Bunu bilakis vefat etmeden meclislerde Nihat Karanis ve Cemse Hayrettin karşılıklı oturup anlatır, etraflarında onları dinleyenlerde, kahkahalar atarak gülüşürlermiş…
*
Haliyle bordo mavili kulüpte, ilerleyen yıllarda emekli de olan Hayrettin Şiranlı, nam-ı diğer Cemse Hayrettin’in yanı sıra ‘Hayri Baba’ lakabıyla da anılırdı. Sunay hanımla evliydi, değişik firmalarda çalışan Ufuk, Bahri ve Turgut isminde, 3 yetişkin erkek çocuk ve kız-erkek toplam 7 de torun sahibiydi.

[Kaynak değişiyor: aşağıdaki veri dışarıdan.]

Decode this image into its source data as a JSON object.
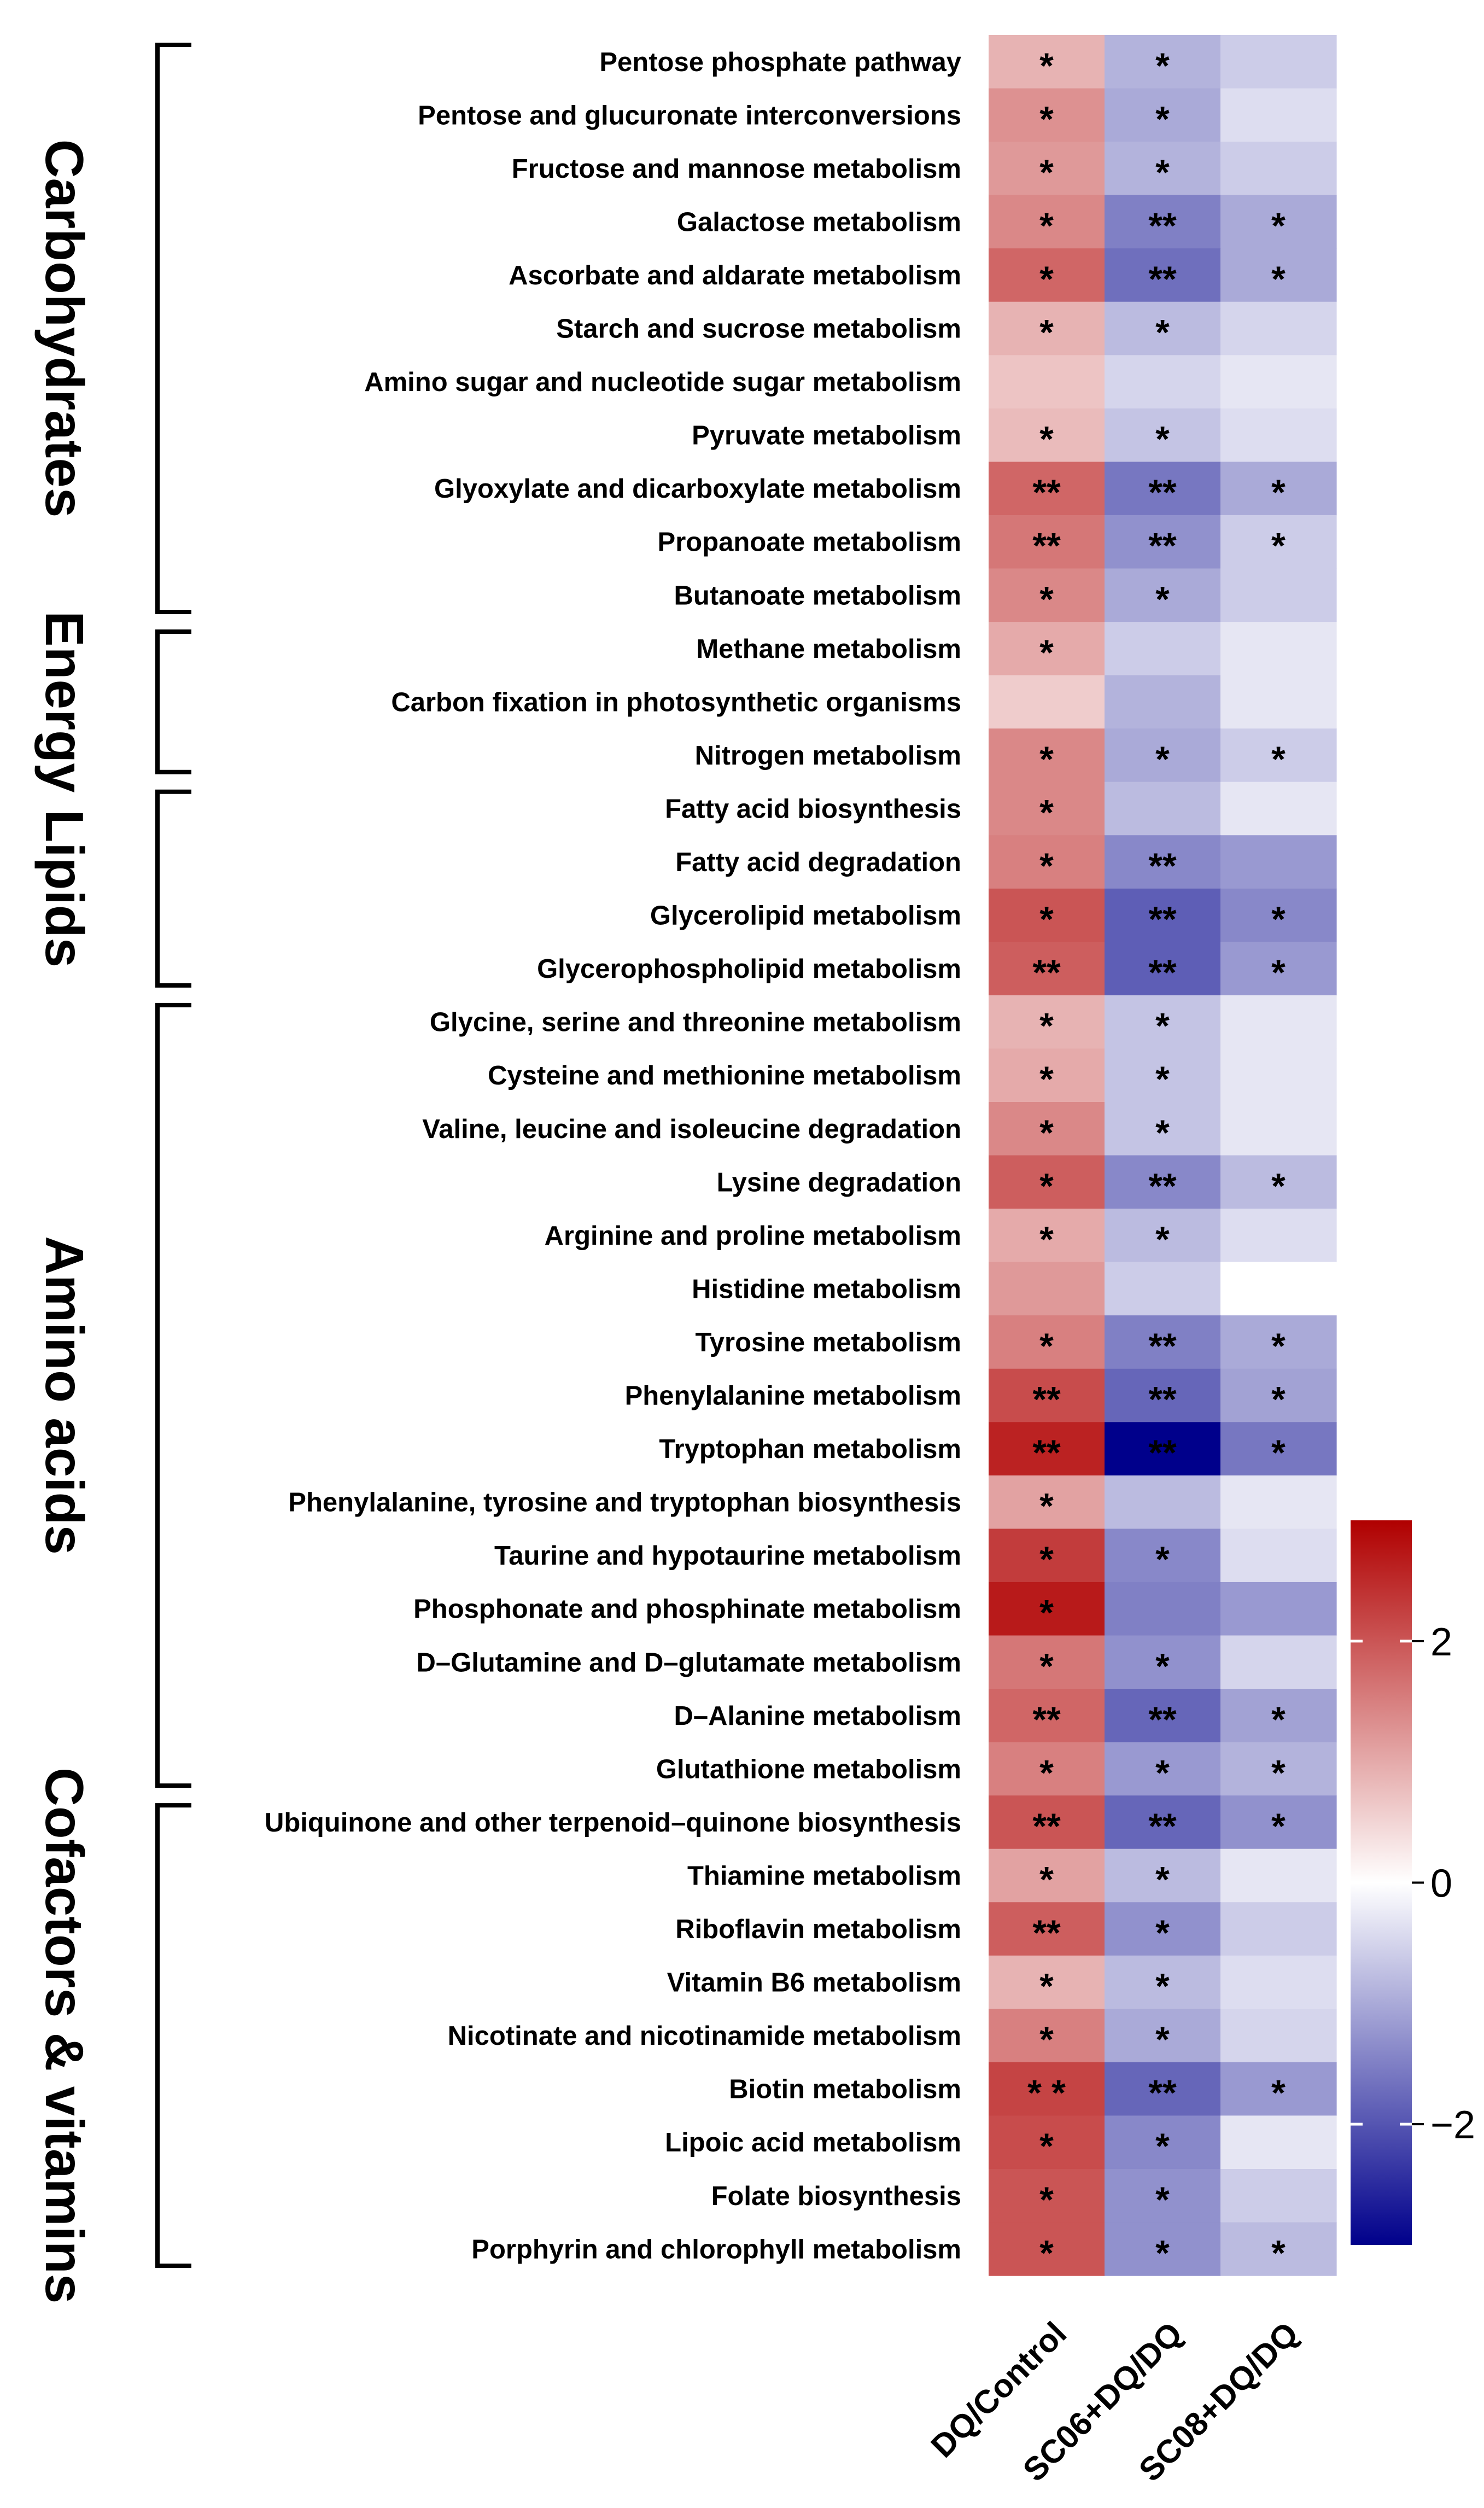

Tedavi gördüğü son haftalarda en son ziyaretçileri ise o sezon Trabzonspor’da forma giyen oyuncular olmuştu. Ben deniz de o gün, yaygın medyadaki en önemli gazetelerinden Güneş gazetesi’nin muhabiri olarak yanlarındaydım. Tedavi gördüğü hastanenin arka bahçeye bakan odasında, ziyaret amacıyla kapıdan içeri ardı sıra giren bordo mavili oyuncuları, en önde Orhan Çıkrıkçı olmak üzere, birden bire karşısında gören Hayri baba duygulanınca, hasta yatağında biraz doğrulup gözyaşlarını tutamadığına tanık olduk.
Bu ziyaretten bir kaç gün sonra, soğuk bir 19.Mart.1999 günü, 68 yaşında vefat ettiğinde, ardında en büyük sermaye olarak, önemli anılar ve vakur bir duruş bıraktığını söyleyebilirim.